The study details the story of one community near the Quelccaya Ice Cap, and the aftermath of a flood caused by massive amounts of ice that fell from the glacier into a nearby glacial lake. The flood destroyed fields that one farming family had spent years cultivating and so frightened the family that they moved four hours away from the community to start a new life in the city.

In Papua New Guinea, the ice has cultural significance for many of the indigenous people who live near the ice fields, as they consider the ice to be the head of their god. Thompson believes the ice fields there will disappear entirely within two or three years.

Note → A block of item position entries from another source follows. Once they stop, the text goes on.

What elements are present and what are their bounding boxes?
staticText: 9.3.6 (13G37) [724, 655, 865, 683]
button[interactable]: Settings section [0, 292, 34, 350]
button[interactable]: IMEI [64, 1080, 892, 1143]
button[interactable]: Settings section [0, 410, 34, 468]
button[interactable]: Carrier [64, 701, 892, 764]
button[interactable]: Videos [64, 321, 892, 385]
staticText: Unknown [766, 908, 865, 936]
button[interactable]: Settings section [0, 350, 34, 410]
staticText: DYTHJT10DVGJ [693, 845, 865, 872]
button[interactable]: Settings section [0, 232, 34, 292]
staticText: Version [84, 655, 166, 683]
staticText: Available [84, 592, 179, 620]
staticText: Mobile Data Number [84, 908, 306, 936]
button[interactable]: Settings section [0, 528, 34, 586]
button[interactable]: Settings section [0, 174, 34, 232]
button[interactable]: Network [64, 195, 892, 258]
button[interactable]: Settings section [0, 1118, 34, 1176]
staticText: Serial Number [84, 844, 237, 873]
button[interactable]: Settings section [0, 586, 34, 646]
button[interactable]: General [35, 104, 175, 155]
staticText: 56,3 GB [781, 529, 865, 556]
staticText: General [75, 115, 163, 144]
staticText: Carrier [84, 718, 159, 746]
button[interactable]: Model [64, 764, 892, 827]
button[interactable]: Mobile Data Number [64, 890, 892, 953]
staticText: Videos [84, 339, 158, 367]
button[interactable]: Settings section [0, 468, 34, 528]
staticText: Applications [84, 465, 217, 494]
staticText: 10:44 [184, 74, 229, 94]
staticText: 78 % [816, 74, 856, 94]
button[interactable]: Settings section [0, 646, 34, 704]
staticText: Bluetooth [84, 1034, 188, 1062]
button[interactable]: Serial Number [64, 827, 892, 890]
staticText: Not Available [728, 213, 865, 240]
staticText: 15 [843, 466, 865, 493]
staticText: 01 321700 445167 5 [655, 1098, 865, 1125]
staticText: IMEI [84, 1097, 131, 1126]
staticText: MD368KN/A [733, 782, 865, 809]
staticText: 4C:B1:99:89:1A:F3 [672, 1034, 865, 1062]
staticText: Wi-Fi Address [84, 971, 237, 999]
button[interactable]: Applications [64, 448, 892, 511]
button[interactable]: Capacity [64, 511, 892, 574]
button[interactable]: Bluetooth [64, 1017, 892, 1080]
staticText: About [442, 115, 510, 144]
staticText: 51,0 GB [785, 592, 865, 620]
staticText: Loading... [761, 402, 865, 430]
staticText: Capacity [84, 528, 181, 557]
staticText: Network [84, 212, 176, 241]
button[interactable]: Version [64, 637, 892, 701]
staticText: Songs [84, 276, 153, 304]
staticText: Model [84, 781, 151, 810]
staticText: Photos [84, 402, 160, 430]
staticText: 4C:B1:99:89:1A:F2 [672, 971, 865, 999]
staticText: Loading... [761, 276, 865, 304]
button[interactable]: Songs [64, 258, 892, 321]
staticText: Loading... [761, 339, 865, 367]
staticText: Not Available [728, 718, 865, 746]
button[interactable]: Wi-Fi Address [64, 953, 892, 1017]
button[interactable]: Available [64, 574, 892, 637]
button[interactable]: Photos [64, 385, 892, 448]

It is too late for those glaciers, Thompson said, but not too late to attempt to slow the amount of carbon dioxide and other greenhouse gases emitted into the atmosphere, which are causing the planet to warm.

“The science doesn’t change the trajectory we’re on — regardless of how clear the science is, we need something to happen to change that trajectory,” he said.

Other Byrd Center researchers who collaborated on this study include Mary E. Davis, Ellen Mosley-Thompson, and Stacy Porter. Peruvian scientist Gustavo Valdivia Corrales contributed research from the Andes, and Compton J. Tucker of NASA collaborated on satellite imagery. Ice core drilling expeditions were supported by the National Science Foundation and the National Oceanic and Atmospheric Administration. Ethnographic fieldwork in Peru was supported in part by Johns Hopkins University.